50. Homosexuals have gifts and qualities to offer to the Christian community: are we capable of welcoming these people, guaranteeing to them a fraternal space in our communities? Often they wish to encounter a Church that offers them a welcoming home. Are our communities capable of providing that, accepting and valuing their sexual orientation, without compromising Catholic doctrine on the family and matrimony?
51. The question of homosexuality leads to a serious reflection on how to elaborate realistic paths of affective growth and human and evangelical maturity integrating the sexual dimension: it appears therefore as an important educative challenge. The Church furthermore affirms that unions between people of the same sex cannot be considered on the same footing as matrimony between man and woman. Nor is it acceptable that pressure be brought to bear on pastors or that international bodies make financial aid dependent on the introduction of regulations inspired by gender ideology.
52. Without denying the moral problems connected to homosexual unions it has to be noted that there are cases in which mutual aid to the point of sacrifice constitutes a precious support in the life of the partners. Furthermore, the Church pays special attention to the children who live with couples of the same sex, emphasizing that the needs and rights of the little ones must always be given priority.
This is the first time in history it has been suggested to Catholics by bishops that we value the tendency of some boys and men to want to have sex primarily with other boys and men (and a much smaller percentage of some girls and women to want to have sex primarily with other girls and women). I don't know why it isn't front page news in the secular press.
I am not sure how we can value a same sex homosexual orientation while saying homosexual sexual acts are sins. Meanwhile, there are Deaf community activists who are very cross at the idea that deafness is a cross to bear, so I will borrow them as an analogy. (If you are cross, please know that I fully expect to be as deaf as a post if I live to old age.)
Naturally, we do not blame anyone for going deaf. And we might even be surprised that that deafness is extolled by Deaf activists not as a hardship but as an alternative culture. I imagine that all of us who can hear rejoice when a Deaf child is made able to hear and feel rather staggered to discover that there are Deaf activists who mourn such a thing. We acknowledge that the Deaf community has been rather sinned against--I'l say--in history, not even for DOING or wanting to do anything, but simply for having been born Deaf.
But all the same, we see deafness as an evil, which is to say, the lack of a good. I'm as blind as a bat without corrective lenses; alas, my very sense of sight is disordered. An evil. Oh, I'm infertile, too. That's an evil, too. I am not evil; my nearsightedness and infertility are evil. I am not my nearsightedness or my infertility, though they certainly loom largely in my everyday life. If I wanted to, I suppose I could join some club for the Infertile, but I do not want to because I do not want infertility to dominate my life more than it already does. Oh, and I have not acted on my Infertility by getting involved with artificial conception.

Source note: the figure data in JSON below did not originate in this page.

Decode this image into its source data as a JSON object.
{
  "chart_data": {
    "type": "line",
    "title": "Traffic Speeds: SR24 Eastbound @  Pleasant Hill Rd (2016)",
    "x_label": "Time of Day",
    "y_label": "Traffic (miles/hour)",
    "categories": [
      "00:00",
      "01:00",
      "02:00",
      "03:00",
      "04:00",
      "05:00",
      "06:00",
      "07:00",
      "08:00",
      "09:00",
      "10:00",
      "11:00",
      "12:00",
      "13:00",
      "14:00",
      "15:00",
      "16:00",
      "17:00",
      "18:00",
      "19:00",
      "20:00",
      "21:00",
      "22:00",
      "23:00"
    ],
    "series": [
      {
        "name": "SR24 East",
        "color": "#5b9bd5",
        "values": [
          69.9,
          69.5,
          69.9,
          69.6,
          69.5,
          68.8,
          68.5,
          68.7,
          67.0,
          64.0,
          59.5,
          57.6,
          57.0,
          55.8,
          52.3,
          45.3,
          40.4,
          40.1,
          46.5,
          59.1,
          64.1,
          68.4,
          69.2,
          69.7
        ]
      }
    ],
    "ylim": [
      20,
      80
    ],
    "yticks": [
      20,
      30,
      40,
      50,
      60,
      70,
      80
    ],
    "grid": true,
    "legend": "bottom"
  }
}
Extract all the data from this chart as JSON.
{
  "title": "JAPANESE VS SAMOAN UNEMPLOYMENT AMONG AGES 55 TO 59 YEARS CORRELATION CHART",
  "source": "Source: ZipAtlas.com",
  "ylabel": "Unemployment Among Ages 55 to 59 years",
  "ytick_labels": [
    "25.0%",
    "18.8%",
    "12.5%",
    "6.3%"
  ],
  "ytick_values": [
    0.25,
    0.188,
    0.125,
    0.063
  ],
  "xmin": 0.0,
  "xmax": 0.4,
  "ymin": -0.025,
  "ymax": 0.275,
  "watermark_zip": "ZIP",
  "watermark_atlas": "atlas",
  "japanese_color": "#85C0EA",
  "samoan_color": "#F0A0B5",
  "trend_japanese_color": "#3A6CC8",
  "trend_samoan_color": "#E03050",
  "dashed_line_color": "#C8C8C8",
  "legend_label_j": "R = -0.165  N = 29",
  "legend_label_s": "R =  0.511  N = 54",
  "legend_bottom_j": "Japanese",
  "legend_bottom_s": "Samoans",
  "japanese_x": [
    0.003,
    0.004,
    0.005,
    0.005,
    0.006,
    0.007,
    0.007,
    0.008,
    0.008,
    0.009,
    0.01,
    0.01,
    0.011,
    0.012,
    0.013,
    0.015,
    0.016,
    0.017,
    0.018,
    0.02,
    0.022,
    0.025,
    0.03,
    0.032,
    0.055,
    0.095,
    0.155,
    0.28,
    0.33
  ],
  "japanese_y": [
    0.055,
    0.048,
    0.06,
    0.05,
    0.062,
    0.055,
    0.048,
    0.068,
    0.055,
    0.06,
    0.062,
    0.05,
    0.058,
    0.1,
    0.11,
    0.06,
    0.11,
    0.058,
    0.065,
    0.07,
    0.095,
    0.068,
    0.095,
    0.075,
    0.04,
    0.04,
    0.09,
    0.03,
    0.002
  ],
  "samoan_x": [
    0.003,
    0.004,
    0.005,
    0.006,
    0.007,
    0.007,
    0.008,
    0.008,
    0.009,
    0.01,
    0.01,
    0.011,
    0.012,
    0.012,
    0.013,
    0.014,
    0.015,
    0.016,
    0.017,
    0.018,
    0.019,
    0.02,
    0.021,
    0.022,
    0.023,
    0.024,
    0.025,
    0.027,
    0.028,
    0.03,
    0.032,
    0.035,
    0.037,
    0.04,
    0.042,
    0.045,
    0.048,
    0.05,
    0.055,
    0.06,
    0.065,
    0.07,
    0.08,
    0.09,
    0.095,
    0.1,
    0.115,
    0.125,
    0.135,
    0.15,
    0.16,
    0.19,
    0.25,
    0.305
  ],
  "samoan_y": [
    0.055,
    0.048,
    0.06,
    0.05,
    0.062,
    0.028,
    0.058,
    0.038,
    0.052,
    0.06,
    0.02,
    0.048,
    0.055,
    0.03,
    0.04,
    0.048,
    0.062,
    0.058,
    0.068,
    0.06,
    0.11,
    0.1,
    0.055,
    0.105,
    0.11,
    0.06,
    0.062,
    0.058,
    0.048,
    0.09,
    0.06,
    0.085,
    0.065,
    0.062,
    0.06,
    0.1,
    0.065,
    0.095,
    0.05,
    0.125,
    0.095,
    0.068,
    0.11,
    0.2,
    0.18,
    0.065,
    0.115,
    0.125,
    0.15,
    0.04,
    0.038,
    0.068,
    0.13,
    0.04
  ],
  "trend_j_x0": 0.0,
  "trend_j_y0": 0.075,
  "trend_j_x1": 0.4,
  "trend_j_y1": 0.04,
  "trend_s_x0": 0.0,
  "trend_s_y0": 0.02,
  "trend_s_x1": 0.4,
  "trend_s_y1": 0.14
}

I once dated a chap with a syndrome that will eventually eventually leave him entirely blind and deaf. He was a good and brave man who was determined to live a good life separate from the Deaf community. He managed because he could hear a certain frequency; his sister, who had the same syndrome, could not. As a result, he went to ordinary school and became senior management, and his sister went to a Deaf institution and became a cleaner in a mental hospital. He hit the roof when he heard about the Deaf lesbian couple who were intentionally trying to create a Deaf child. He knew how difficult and narrow a life such a child might have.
This is the illustration I came up with a while ago to explain to myself and others why Catholics do not value the orientation we have just, for the first time in the history of the Church, been told to value.*
I wonder if there are Catholics with homosexual orientations who are hitting the roof over the newly released document. (The ex-gays, for sure.) It might make the chaste ones feel like idiots, but on the other hand, I stuck my neck out at theology school for the right of Catholic children to be adopted by a mum and a dad, and I don't feel like an idiot. I feel like the aunt of a child whose mum and dad live in different countries, but at least he has a mum and a dad.
Update: Please someone explain in the combox how the sky is not falling. I deep-sixed my entire career because I wouldn't go along with the kind of theology that has been triumphant today.
Update 2: Thank you for all consolation. B.A. met me on the staircase, as I came home with the Thankgiving Day (ha ha) groceries, to tell me that the document is just a report, and the question is just a question, and it has no magisterial bearing whatsoever. I still think it was an outrageously irresponsible thing to publish and utterly demoralizing for those who believe the Catholic faith.
Update Three: Edited heavily at B.A.'s request.
*Update 4: Or, to be precise, if we can value it.